B conformation. 10 bp per strand. Right-handed. Long and thin. Large groove wide (> 180°). Small groove narrow (< 180°). DNA is predominantly found in this conformation.
Z conformation. 12 bp per strand. Left-handed. Elongated zigzag structure. antiC, synG glycosidic linkages. Only one groove. The second structure is not a groove, just the outer surface. Occurs mainly where purine and pyrimidine alternate. As a rule, these are GC-rich regions.
The N-glycosidic bond between the base and deoxyribose has the possibility of rotation, therefore syn and anti position of the base relative to the ribose is possible. The N-glycosidic bond is the bond formed between the nitrogen of the base and the C1' carbon of ribose.
It is described by torsion angles c involving the O4'-C1'-N1-C2 atoms of pyrimidines and O4'-C1'-N9-C4 atoms of purines.
~ 0° (+/- 30°) = syn = cis
~ 180° (+/- 30°) = anti = trans
Note: syn conformations can be artificially induced e.g. by bromination
75 - 95 nucleotides, contains several non-standard bases. Secondary structure of cloverleaf. 4 arms:
Acceptor arm - includes both 5' and 3' end, at the 3' end an amino acid binds via an OH group attached to the C2' or C3'ribose of the last nucleotide (adenylate in the CCA sequence)
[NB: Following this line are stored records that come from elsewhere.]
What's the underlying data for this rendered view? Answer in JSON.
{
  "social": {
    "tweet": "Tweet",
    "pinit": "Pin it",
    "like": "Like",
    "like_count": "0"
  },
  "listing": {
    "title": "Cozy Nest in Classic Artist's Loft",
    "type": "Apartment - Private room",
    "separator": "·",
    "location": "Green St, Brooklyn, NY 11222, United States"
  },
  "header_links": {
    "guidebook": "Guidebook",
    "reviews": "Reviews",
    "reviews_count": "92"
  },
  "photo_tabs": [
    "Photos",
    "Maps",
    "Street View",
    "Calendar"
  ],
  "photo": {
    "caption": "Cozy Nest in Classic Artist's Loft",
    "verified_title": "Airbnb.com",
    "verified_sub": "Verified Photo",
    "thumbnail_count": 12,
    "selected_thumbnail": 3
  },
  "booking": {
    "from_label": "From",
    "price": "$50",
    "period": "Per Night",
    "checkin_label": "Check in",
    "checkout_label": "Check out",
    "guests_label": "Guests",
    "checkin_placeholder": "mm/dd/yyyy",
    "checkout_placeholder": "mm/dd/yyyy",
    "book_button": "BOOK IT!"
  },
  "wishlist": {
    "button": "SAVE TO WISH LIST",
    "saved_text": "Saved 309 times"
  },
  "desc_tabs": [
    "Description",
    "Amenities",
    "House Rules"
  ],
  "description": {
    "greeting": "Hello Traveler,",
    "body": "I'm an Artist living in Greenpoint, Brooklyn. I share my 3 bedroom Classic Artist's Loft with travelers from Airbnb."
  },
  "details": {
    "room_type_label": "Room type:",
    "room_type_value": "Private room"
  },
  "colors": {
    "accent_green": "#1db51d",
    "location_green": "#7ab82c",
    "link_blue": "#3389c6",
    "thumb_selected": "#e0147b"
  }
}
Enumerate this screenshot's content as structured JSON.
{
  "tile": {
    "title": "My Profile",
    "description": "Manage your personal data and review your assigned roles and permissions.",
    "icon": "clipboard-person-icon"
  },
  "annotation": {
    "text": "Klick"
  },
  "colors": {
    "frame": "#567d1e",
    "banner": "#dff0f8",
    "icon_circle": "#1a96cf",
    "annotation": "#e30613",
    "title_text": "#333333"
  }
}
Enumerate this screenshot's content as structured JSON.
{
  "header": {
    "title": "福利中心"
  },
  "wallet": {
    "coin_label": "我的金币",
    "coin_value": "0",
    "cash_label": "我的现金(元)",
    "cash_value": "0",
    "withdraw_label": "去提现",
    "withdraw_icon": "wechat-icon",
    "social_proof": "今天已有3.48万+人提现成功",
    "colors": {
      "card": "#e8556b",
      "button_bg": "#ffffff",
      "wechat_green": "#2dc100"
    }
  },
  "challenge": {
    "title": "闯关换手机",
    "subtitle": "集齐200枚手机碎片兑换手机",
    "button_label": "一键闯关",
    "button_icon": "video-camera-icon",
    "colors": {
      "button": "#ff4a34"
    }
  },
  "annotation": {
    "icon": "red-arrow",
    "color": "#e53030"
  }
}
Pseudouridine arm (TψC) forms a loop containing a pseudouridine
Dihydrouridine arm (DHU) forms a loop containing dihydrouridine
Anticodon arm forms a loop in which an anticodon-triplet complementary to a codon on the mRNA is localized
Hydrogen bonding of tRNA ribonucleotides, particularly on the dihydrouridine arm, also leads to the formation of the tRNA tertiary structure, important in proteosynthesis.
Bases can form hydrogen bonds with more than one partner → H DNA triplex, G quadruplex (G-quartet).
Two nucleic acid strands interact with each other by complementary pairing using hydrogen bridges.
There is always one purine and one pyrimidine in the pair. The pairing provides a certain symmetry. The C1' carbons are approximately equidistant in both cases.
Pairs adenine with thymine (2 H-bridges) and guanine with cytosine (3 H-bridges).
Non-standard pairing of anticodons to codons - U at position 1 of the tRNA anticodon can read both A and G at position 3 of the codon, G at position 3 of the anticodon can read both U and C at position 1 of the codon, inosine reads C, U, A.